Any new project should be studied first, particularly in how it would complement other infrastructure, he said.

“I do appreciate we may be at the bottom of the list, but I think the work still needs to be done to make the case for specific transportation improvements.”

And he’s skeptical about the $400 million the federal government has allotted to the Evergreen line, wondering if it will be released in stages or used as leverage for more announcements.

“I would feel a lot more comfortable making that assumption if re-announcements weren’t such a high priority of the current government.

“It’s a great way to excite people and confuse people, who don’t have the time track which announcements they hear and when they hear them.”

For the Green party, the topic of transportation coincided with the party’s announcement this week calling for high-speed commuter rail lines between Edmonton and Calgary, Regina and Saskatoon, Windsor and Quebec, Sydney and Halifax.

“With downtown-to-downtown service and no airport security delays, it will make taking the train faster and easier than flying,” Green leader Elizabeth May said in a release.

In B.C., local Green party candidate Peter Tam supports the call for Rail for the Valley connecting Chilliwack, Abbotsford and Surrey. That would allow Maple Ridge and Pitt Meadows commuters to connect by catching buses across the Golden Ears Bridge.

Tam says there should be a national transportation policy, spelling out objectives. “We need to take a look at public transportation as a public subsidy – the same we subsidize building a road.”

The reason trains and buses are not coming into Maple Ridge is because nobody’s using them, which in turn makes the service more expensive.
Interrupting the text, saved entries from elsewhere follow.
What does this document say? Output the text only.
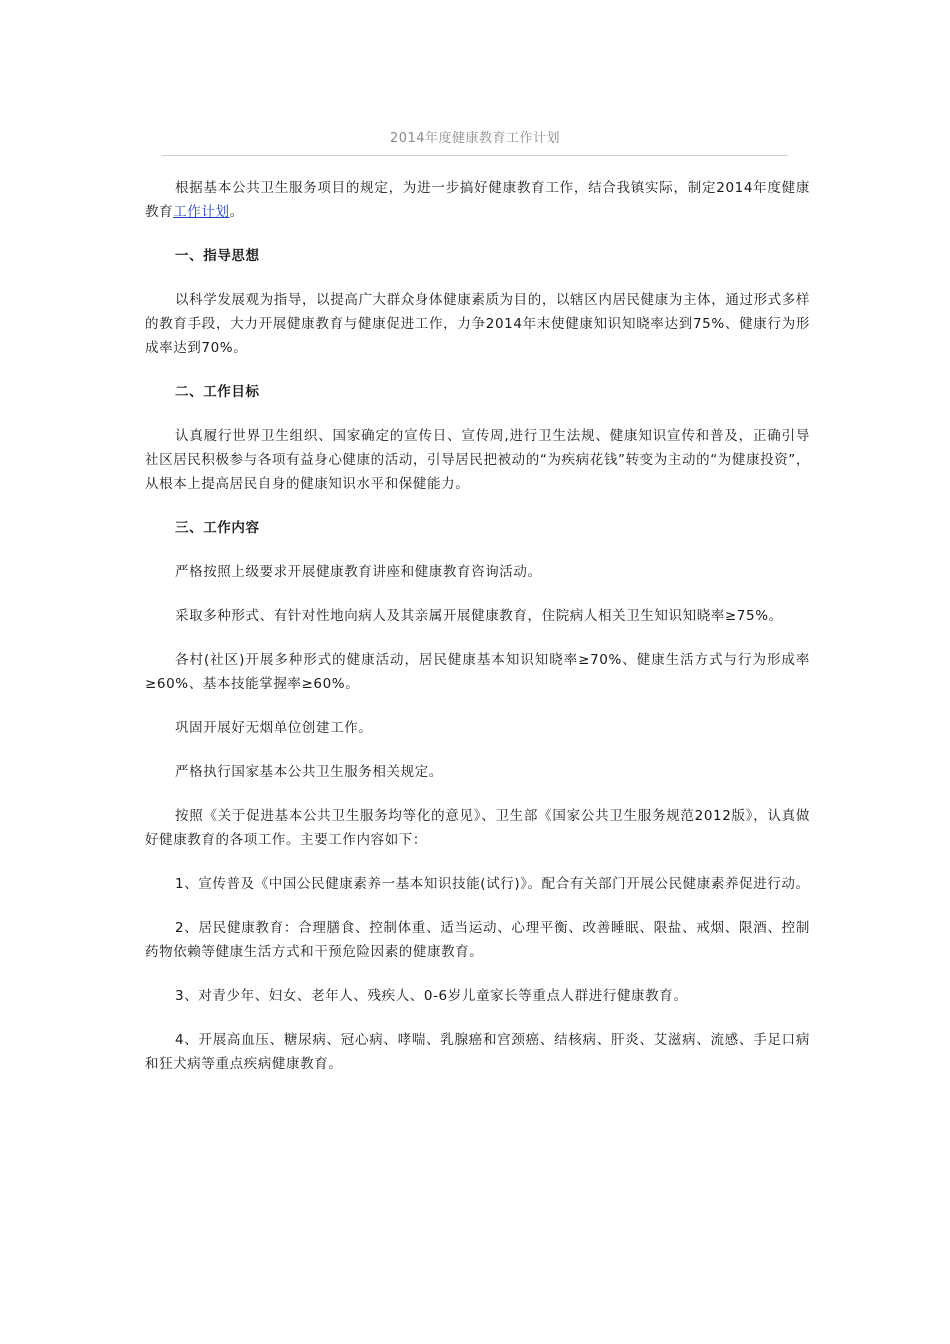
2014年度健康教育工作计划

根据基本公共卫生服务项目的规定，为进一步搞好健康教育工作，结合我镇实际，制定2014年度健康教育工作计划。

一、指导思想

以科学发展观为指导，以提高广大群众身体健康素质为目的，以辖区内居民健康为主体，通过形式多样的教育手段，大力开展健康教育与健康促进工作，力争2014年末使健康知识知晓率达到75%、健康行为形成率达到70%。

二、工作目标

认真履行世界卫生组织、国家确定的宣传日、宣传周,进行卫生法规、健康知识宣传和普及，正确引导社区居民积极参与各项有益身心健康的活动，引导居民把被动的“为疾病花钱”转变为主动的“为健康投资”，从根本上提高居民自身的健康知识水平和保健能力。

三、工作内容

严格按照上级要求开展健康教育讲座和健康教育咨询活动。

采取多种形式、有针对性地向病人及其亲属开展健康教育，住院病人相关卫生知识知晓率≥75%。

各村(社区)开展多种形式的健康活动，居民健康基本知识知晓率≥70%、健康生活方式与行为形成率≥60%、基本技能掌握率≥60%。

巩固开展好无烟单位创建工作。

严格执行国家基本公共卫生服务相关规定。

按照《关于促进基本公共卫生服务均等化的意见》、卫生部《国家公共卫生服务规范2012版》，认真做好健康教育的各项工作。主要工作内容如下：

1、宣传普及《中国公民健康素养一基本知识技能(试行)》。配合有关部门开展公民健康素养促进行动。

2、居民健康教育：合理膳食、控制体重、适当运动、心理平衡、改善睡眠、限盐、戒烟、限酒、控制药物依赖等健康生活方式和干预危险因素的健康教育。

3、对青少年、妇女、老年人、残疾人、0-6岁儿童家长等重点人群进行健康教育。

4、开展高血压、糖尿病、冠心病、哮喘、乳腺癌和宫颈癌、结核病、肝炎、艾滋病、流感、手足口病和狂犬病等重点疾病健康教育。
Subsidizing transit can increase ridership and also increase green-related jobs, he added.

 

Making the grade

• According to a study by the Toronto Board of Trade, Vancouver gets a D for placing 13th out of 22 world cities when it comes to the percentage of the labour force (25 per cent) that doesn’t drive to work.

Hong Kong tops the category with 89 per cent of the labour force taking alternative transportation.

• Vancouver also places 13th, but this time earning a C, when ranking the average commuting time: 67 minutes. Barcelona comes in first in that category with the average time to get to work being only 48 minutes.

• Vancouver also loves its cars, ranking the fifth-highest in the number of cars (190) per kilometre of road. That earns it a C, but still places it above Hong Kong, Berlin and Paris, which all have more cars per kilometre. Paris is choking in autos with 251 cars per kilometre of road. Shanghai gets an A rating with only 58 cars per kilometre.

• When it comes to the average distance travelled on transit, Vancouver gets a D, with the average person travelling only 964 kilometres (18th out of 24 cities), compared to top-ranked Tokyo, where the average annual distance on transit was 5,847.